Et mon physique, parlons-en ! Même si mon père était très beau, avec sa peau mâte, ses cheveux très noirs qu'il noyait de gomina, son regard franc et son grand sourire, j'avais bien évidemment été la seule à hériter du côté bouboule de ma mère. Les traits de mon visage étaient légèrement porcins, mon corps avait tendance à cumuler les bourrelets et mes cheveux étaient depuis toujours châtains un peu terne tendance gras ou plutôt avec tendance à regraisser vite, comme ils disent dans la pub, alors que c'est faux. J'avais juste les cheveux gras, point barre !

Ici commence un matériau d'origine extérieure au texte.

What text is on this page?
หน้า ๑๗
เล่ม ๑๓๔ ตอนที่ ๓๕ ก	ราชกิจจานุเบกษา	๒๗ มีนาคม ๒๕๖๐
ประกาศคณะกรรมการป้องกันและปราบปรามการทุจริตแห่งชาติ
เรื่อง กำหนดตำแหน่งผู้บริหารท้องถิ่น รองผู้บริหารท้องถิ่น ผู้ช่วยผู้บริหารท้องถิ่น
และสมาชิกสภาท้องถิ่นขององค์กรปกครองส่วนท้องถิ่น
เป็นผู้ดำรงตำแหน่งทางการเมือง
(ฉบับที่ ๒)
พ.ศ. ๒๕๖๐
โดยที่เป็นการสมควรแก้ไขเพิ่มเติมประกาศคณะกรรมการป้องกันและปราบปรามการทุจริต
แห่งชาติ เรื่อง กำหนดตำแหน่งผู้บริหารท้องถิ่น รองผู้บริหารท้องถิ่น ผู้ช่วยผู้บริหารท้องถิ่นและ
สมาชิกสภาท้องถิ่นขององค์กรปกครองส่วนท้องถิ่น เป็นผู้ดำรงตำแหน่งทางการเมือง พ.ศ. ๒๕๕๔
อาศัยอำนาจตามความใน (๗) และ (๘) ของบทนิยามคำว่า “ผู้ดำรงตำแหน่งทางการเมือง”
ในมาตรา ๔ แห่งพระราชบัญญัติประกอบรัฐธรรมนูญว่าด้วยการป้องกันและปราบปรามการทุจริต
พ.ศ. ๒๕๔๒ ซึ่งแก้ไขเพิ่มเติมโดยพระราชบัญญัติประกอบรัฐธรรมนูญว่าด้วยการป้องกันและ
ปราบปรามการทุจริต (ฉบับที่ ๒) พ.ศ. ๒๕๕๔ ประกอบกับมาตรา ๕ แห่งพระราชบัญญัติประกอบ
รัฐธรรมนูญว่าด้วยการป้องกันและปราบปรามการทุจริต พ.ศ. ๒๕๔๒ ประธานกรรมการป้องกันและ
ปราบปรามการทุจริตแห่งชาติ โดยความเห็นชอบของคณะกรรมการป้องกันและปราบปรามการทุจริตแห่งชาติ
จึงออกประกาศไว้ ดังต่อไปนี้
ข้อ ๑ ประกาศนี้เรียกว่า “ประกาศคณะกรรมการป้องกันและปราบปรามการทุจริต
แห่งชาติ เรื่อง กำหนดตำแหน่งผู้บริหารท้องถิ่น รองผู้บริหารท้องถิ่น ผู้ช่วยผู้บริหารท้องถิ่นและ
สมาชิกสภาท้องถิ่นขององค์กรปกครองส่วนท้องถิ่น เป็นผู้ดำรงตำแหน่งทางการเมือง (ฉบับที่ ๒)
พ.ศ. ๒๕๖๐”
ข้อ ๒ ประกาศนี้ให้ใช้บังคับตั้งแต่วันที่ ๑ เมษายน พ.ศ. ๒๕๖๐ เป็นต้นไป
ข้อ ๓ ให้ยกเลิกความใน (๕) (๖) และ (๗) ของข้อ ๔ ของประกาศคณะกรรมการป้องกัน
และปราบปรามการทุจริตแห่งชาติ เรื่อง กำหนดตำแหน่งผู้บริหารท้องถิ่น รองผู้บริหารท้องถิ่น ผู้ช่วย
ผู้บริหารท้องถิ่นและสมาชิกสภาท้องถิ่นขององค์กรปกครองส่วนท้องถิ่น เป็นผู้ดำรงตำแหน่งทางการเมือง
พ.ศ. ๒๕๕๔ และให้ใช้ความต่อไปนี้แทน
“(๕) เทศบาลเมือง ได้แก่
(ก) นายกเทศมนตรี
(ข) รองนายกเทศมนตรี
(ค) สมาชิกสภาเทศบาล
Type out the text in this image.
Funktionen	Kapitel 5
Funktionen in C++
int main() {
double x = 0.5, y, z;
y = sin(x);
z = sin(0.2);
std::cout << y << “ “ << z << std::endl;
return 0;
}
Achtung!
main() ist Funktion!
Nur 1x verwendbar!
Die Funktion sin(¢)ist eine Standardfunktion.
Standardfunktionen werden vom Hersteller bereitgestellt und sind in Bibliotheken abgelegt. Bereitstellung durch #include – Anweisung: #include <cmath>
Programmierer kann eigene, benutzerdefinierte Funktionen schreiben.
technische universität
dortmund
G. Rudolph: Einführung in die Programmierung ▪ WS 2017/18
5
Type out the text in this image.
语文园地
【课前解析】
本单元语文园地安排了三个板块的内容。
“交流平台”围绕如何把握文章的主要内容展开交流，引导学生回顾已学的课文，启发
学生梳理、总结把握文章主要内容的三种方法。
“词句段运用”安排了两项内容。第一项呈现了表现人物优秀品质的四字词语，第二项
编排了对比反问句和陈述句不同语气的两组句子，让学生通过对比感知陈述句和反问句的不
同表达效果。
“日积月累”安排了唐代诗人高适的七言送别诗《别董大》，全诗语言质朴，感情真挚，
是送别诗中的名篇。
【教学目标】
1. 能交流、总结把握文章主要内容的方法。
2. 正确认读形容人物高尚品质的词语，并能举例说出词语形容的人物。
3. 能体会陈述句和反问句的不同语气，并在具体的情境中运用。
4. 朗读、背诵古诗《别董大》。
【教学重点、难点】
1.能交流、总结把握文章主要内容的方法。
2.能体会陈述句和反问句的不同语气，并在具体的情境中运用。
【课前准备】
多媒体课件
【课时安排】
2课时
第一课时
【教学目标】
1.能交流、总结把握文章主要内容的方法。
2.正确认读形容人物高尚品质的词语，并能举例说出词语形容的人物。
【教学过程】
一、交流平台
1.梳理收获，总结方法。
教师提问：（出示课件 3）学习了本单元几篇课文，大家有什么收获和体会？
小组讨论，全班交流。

Avec tout ça, je n'avais jamais eu le choix. Soit j'étais un détail de plus sur une tapisserie, soit il fallait que je me fasse remarquer. Et j'avais pris cette option-là. Je parlais fort, plus fort que les autres Espagnols. Après avoir été gothique au lycée, avec les cheveux à moitié bleus et des collants troués bien sûr, désormais, j'avais repris ma couleur de cheveux mais je m'habillais de toutes les couleurs. Parce que je voulais qu'on me remarque. Et que l'on ne passe pas à côté de mon intelligence, aussi. Car oui, pour ça, j'aurais peut-être pu remercier Dios. Le remercier pour l'esprit et la mémoire qu'il m'avait donnés. Et qui m'avait permis de devenir urgentiste, une fierté pour mon père et pour toute la famille. Mais faire des enfants, alors ça, jamais je n'y avais encore pensé ! A 38 ans, mon savoir médical me disait bien qu'il fallait peut-être essayer parce que je vieillissais et que j'étais forcément moins fertile. Plus j'allais attendre, et plus j'allais finir par avoir un gosse handicapé. Ça, c'était ce que j'avais appris dans les livres ! Mais de toute façon, avec qui je l'aurais fait ce niño ? Mon caractère bouillonnant faisait que je m'ennuyais vite avec tous les mecs. Et le pire était que ce zapping me satisfaisait. Ma vie sexuelle et amoureuse était désormais réduite à mon appli Tinder. Et c'était suffisant, même si parfois, je redoutais d'avoir fait le tour de Valencia tellement j'avais plus ou moins testé tous les hommes prêts à simplement baiser avec moi pendant une ou plusieurs soirées.
Et Diane elle, auparavant encore plus libre que moi, que lui arrivait-il ? Elle qui avait déjà fait la folie de se marier, n'était-elle pas en train de mettre le doigt dans un engrenage qui allait l'aliéner ? C'était ça que je me demandais recroquevillée sous mon plaid rose fluo, alors qu'il faisait pourtant 28 degrés dans mon salon en septembre. Mais j'avais d'un coup tellement froid... Il fallait que je parle de tout ça avec Mélodie, une des autres chicas. Et aussi avec Jen d'ailleurs. J'attrapai mon téléphone et leur envoyai un message sur Whatsapp.
- Chicas, est-ce vous avez eu Diane ? Est-ce qu'on peut s'appeler ?
Mais elles ne lurent pas mon message ce soir-là. Alors je recommençai à regarder Netflix sans vraiment comprendre ce qu'il se passait. En un message Whatsapp, j'avais cette conviction étrange et absurde d'avoir basculé du statut de femme libre et heureuse à celui de femme seule et désespérée.